Libertà = Diritto?



La libertà di scelta nell’interruzione volontaria di gravidanza è una questione di diritti e limiti. 

"La legge determina le condizioni in cui viene esercitata la libertà, garantita alla donna, di ricorrere a un'interruzione volontaria di gravidanza." Questo è il testo della norma appena approvata dal Parlamento francese, in cui si parla di libertà e delle condizioni in cui tale libertà si esercita, ma non di diritto.

Sebbene i concetti di libertà e diritto siano strettamente collegati, non sono sinonimi.

La libertà rappresenta la possibilità di agire, pensare e scegliere senza costrizioni esterne. È un concetto ampio che si applica a diversi ambiti della vita, come la politica, la religione, l’economia o le scelte personali.

Il diritto, invece, è una pretesa riconosciuta e tutelata da norme giuridiche. Si tratta di un concetto più specifico, che implica l’esistenza di un obbligo corrispondente da parte di altri soggetti o dello Stato.

In sintesi, mentre la libertà è la possibilità di compiere un’azione, il diritto è la garanzia che tale possibilità sia riconosciuta e protetta da un sistema legale.

Nel caso dell’interruzione volontaria di gravidanza, si può parlare più propriamente di libertà, poiché riguarda una scelta che appartiene unicamente alla donna. La gestazione, infatti, è un’esperienza biologica esclusiva della donna; non esiste alcun altro soggetto [come l’uomo, lo Stato o altri] che possa vantare una "potenzialità" analoga. Pertanto, non si può configurare un diritto alla gestazione applicabile a soggetti diversi dalla donna stessa.

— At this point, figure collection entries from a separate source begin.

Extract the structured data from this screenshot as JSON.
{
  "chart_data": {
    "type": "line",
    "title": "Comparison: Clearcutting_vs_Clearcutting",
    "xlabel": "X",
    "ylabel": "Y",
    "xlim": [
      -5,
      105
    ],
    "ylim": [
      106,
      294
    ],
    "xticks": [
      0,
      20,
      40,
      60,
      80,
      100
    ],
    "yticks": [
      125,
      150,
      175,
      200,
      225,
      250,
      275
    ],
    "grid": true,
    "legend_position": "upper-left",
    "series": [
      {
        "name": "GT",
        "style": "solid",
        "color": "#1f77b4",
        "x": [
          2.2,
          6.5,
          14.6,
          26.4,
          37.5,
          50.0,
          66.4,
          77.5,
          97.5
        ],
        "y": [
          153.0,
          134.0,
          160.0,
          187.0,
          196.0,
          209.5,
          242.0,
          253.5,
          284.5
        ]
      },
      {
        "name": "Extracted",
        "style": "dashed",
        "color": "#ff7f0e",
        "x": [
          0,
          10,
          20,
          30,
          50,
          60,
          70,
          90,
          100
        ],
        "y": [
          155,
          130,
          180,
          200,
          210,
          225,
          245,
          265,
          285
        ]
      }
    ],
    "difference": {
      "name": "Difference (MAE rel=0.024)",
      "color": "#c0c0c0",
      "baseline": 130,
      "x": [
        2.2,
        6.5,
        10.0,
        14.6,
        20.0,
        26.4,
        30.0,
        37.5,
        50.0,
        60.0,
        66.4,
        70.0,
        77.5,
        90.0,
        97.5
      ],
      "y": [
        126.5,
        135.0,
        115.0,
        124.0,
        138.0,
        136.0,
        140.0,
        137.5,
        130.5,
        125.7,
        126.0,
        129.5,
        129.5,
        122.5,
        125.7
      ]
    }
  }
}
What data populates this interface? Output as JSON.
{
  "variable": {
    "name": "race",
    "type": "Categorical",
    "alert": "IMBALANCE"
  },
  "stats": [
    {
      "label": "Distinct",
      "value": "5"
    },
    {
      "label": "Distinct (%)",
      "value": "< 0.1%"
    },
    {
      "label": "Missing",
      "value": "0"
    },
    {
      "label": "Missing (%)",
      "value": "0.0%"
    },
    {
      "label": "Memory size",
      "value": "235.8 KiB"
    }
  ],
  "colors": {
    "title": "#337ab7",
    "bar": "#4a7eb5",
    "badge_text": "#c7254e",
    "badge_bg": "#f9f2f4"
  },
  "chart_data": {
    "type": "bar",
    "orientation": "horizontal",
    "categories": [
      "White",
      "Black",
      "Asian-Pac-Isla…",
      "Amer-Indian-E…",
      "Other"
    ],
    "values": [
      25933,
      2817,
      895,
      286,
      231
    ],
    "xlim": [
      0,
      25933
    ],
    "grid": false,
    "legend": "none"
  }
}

La libertà di interrompere una gravidanza, come ogni altra libertà, non è assoluta. Il legislatore può porre limiti per bilanciare gli interessi coinvolti, come la tutela della vita potenziale. Ad esempio, in molte legislazioni, la donna può decidere liberamente entro un determinato periodo [ad esempio, 90 giorni dal concepimento], mentre interventi successivi sono permessi solo in circostanze specifiche, come il pericolo per la vita della donna o gravi malformazioni del feto.

Il dibattito etico si concentra sulla legittimità di riconoscere al feto uno status giuridico che possa entrare in conflitto con la libertà della donna. I movimenti pro-vita sostengono che il feto abbia un diritto assoluto alla vita, mentre altre posizioni sottolineano che il riconoscimento di un tale diritto non dovrebbe annullare o neutralizzare la libertà della donna.

Definire l’interruzione volontaria di gravidanza come libertà piuttosto che diritto non sminuisce l’importanza di questa scelta, ma sottolinea che essa nasce da un’esperienza esclusivamente femminile. Le limitazioni previste dal legislatore devono bilanciare i diversi interessi coinvolti senza annullare la libertà fondamentale della donna di decidere sul proprio corpo e sulla propria vita.

La pretesa dei movimenti pro-vita di far prevalere un presunto diritto di un terzo [quello del feto] fino all'annullamento totale di una libertà non può essere eticamente accettata.